Three other Nipponese men are sitting on the verandah. One of them talks to himself unintelligibly and keeps picking at a sore on his arm that bleeds continuously into a towel on his lap. Another one has had his arms and face burned
Goto Dengo eyes the railing of the verandah, wondering if he can muster the effort to wheel himself over there and fling his body over the edge. Why has he not been allowed to die honorably?
The crew of the submarine treated him and the other evacuees with an unreadable combination of reverence and disgust.
When was he set apart from his race? It happened long before his evacuation from New Guinea. The lieutenant who rescued him from the headhunters treated him as a criminal and sentenced him to execution. Even before then, he was different. Why did the sharks not eat him? Does his flesh smell different? He should have died with his comrades in the Bismarck Sea.
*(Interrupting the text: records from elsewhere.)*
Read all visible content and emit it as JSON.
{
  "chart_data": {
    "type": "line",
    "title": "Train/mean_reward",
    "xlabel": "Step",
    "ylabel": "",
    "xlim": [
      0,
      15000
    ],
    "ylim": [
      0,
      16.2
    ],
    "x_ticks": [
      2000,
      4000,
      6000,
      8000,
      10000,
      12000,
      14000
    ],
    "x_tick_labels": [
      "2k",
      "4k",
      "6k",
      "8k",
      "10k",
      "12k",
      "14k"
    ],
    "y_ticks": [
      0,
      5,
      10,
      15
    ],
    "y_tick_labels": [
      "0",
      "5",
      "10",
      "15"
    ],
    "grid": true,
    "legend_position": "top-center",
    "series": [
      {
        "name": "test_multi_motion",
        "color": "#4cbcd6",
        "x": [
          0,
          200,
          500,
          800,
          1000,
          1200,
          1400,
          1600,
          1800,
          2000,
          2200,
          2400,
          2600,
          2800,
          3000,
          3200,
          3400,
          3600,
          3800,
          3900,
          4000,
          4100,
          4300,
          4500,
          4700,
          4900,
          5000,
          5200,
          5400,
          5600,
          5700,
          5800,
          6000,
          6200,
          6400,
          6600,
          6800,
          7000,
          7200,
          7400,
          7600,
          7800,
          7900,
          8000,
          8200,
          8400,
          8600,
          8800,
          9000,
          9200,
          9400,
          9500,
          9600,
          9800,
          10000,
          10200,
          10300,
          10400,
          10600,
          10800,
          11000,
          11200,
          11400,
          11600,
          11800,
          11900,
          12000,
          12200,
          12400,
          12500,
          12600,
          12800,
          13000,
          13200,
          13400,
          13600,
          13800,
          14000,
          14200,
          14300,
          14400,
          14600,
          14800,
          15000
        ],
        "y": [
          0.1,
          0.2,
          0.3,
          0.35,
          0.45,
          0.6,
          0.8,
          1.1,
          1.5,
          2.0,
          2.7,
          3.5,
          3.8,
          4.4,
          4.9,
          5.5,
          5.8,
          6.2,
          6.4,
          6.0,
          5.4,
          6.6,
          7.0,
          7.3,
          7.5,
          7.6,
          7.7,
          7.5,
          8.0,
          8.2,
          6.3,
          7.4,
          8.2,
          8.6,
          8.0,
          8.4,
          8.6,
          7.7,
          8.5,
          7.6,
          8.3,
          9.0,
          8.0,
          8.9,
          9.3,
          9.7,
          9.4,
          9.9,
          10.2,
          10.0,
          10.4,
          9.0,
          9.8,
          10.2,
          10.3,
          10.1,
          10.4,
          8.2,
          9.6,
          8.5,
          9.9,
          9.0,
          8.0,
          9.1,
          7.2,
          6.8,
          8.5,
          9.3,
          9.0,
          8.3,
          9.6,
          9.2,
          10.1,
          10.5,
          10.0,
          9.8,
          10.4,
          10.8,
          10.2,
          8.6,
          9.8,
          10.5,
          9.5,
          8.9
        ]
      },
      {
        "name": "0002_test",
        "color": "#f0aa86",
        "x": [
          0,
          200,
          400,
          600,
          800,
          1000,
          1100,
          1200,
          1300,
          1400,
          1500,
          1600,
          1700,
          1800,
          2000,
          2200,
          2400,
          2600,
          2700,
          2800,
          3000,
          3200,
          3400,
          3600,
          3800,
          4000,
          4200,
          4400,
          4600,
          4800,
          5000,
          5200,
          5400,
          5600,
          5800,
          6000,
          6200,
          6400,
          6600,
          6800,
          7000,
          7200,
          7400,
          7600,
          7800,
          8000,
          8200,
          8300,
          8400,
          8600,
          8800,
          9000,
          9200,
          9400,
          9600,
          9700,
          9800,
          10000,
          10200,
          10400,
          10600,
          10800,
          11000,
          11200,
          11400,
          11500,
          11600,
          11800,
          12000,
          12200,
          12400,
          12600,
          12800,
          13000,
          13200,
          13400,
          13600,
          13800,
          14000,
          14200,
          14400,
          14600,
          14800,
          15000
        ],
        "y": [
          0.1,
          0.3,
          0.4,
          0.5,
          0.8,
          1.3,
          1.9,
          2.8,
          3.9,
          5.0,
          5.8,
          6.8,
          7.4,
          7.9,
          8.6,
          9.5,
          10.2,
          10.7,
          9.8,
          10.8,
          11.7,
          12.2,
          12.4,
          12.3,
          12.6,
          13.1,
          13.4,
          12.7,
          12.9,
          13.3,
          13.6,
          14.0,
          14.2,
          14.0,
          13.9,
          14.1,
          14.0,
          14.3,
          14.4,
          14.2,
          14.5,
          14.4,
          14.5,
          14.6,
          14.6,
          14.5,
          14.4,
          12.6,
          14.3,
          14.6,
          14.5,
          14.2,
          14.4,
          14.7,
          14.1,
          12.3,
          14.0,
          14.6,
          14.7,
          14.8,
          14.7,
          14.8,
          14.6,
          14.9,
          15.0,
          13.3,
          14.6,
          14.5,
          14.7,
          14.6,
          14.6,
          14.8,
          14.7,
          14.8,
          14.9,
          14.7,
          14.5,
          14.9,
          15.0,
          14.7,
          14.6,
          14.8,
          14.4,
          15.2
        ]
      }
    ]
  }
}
He lived, partly because he was lucky, partly because he could swim.
Why could he swim? Partly because his body was good at it--but partly because his father raised him not to believe in demons.
He laughs out loud. The other men on the verandah turn to look at him.
He was raised not to believe in demons, and now he is one.
Black-robe laughs out loud at Goto Dengo during his next visit. "I am not trying to convert you," he says. "Please do not tell your superiors about your suspicions. We have been strictly forbidden to proselytize, and there would be brutal repercussions."